The two triazole isomers 25 and 28 were therefore synthesized as reported in Schemes 3 and 4 respectively. Starting from intermediate 10, the amine was coupled with 2-azido benzoic acid (22) [29] in the presence of condensing agent EDCI to afford the desired amide 23 in 68% yield. The azide was then reacted with trimethylsilylacetylene (TMSA) in the presence of copper (I) iodide by heating a solution of DMF/MeOH 1:1 at 100  C. Under these conditions we obtained the desired 1,2,3-triazole ring (24) in 68% yield.
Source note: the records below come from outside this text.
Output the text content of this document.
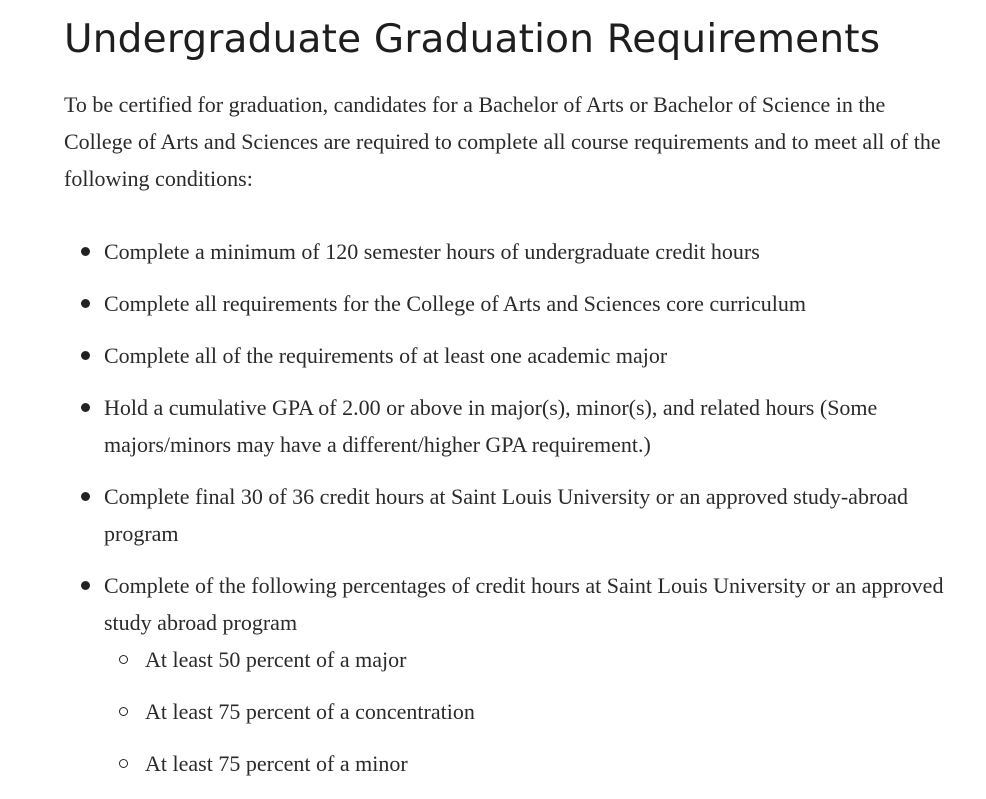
Undergraduate Graduation Requirements

To be certified for graduation, candidates for a Bachelor of Arts or Bachelor of Science in the College of Arts and Sciences are required to complete all course requirements and to meet all of the following conditions:

Complete a minimum of 120 semester hours of undergraduate credit hours
Complete all requirements for the College of Arts and Sciences core curriculum
Complete all of the requirements of at least one academic major
Hold a cumulative GPA of 2.00 or above in major(s), minor(s), and related hours (Some majors/minors may have a different/higher GPA requirement.)
Complete final 30 of 36 credit hours at Saint Louis University or an approved study-abroad program
Complete of the following percentages of credit hours at Saint Louis University or an approved study abroad program
At least 50 percent of a major
At least 75 percent of a concentration
At least 75 percent of a minor
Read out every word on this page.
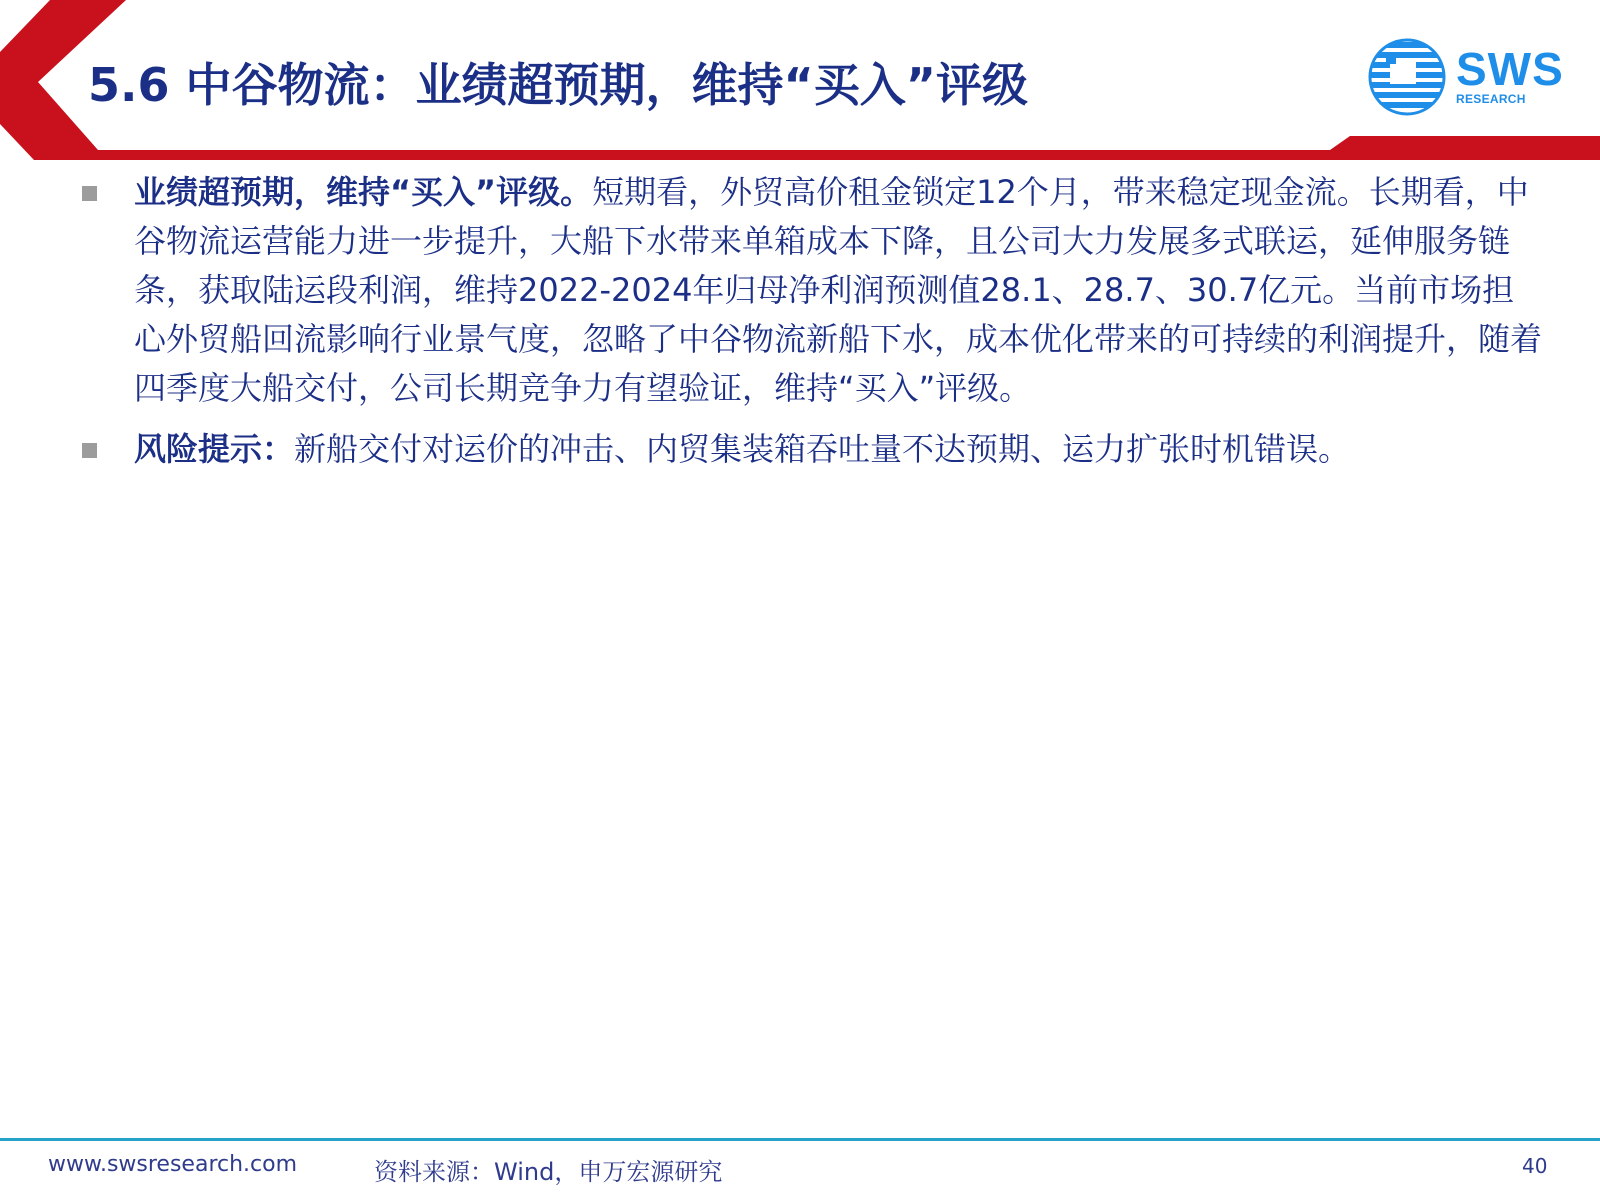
5.6 中谷物流：业绩超预期，维持“买入”评级	SWS
RESEARCH
业绩超预期，维持“买入”评级。短期看，外贸高价租金锁定12个月，带来稳定现金流。长期看，中谷物流运营能力进一步提升，大船下水带来单箱成本下降，且公司大力发展多式联运，延伸服务链条，获取陆运段利润，维持2022-2024年归母净利润预测值28.1、28.7、30.7亿元。当前市场担心外贸船回流影响行业景气度，忽略了中谷物流新船下水，成本优化带来的可持续的利润提升，随着四季度大船交付，公司长期竞争力有望验证，维持“买入”评级。
风险提示：新船交付对运价的冲击、内贸集装箱吞吐量不达预期、运力扩张时机错误。
www.swsresearch.com	资料来源：Wind，申万宏源研究	40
Finally, removal of the silyl group was accomplished in the presence of TBAF to afford compound 25 in 81% yield (Scheme 3). The synthesis of the other regioisomer commenced with a

Sonogashira reaction between compound 15 and trimethylsilylacetylene to afford the protected alkyne 26 in 70% yield. Removal of the silyl group afforded the terminal alkyne 27 in 61% yield, which was converted in 1,2,3-triazole 28 by reaction with trimethylsilylazide (TMSN3) in the presence of copper (I) iodide. To note that this reaction was rather capricious and after several attempts we were able to obtain 28 in only 9% yield (Scheme 4). Since 25 was around 3 times more potent than 28 (see Biological Evaluation), to further increase the polarity of the molecules, we opted to synthesize an extra series of derivatives having a 4substituted 1,2,3-triazole containing an aliphatic tertiary amine

Scheme 3. Synthetic route for the preparation of compound 25.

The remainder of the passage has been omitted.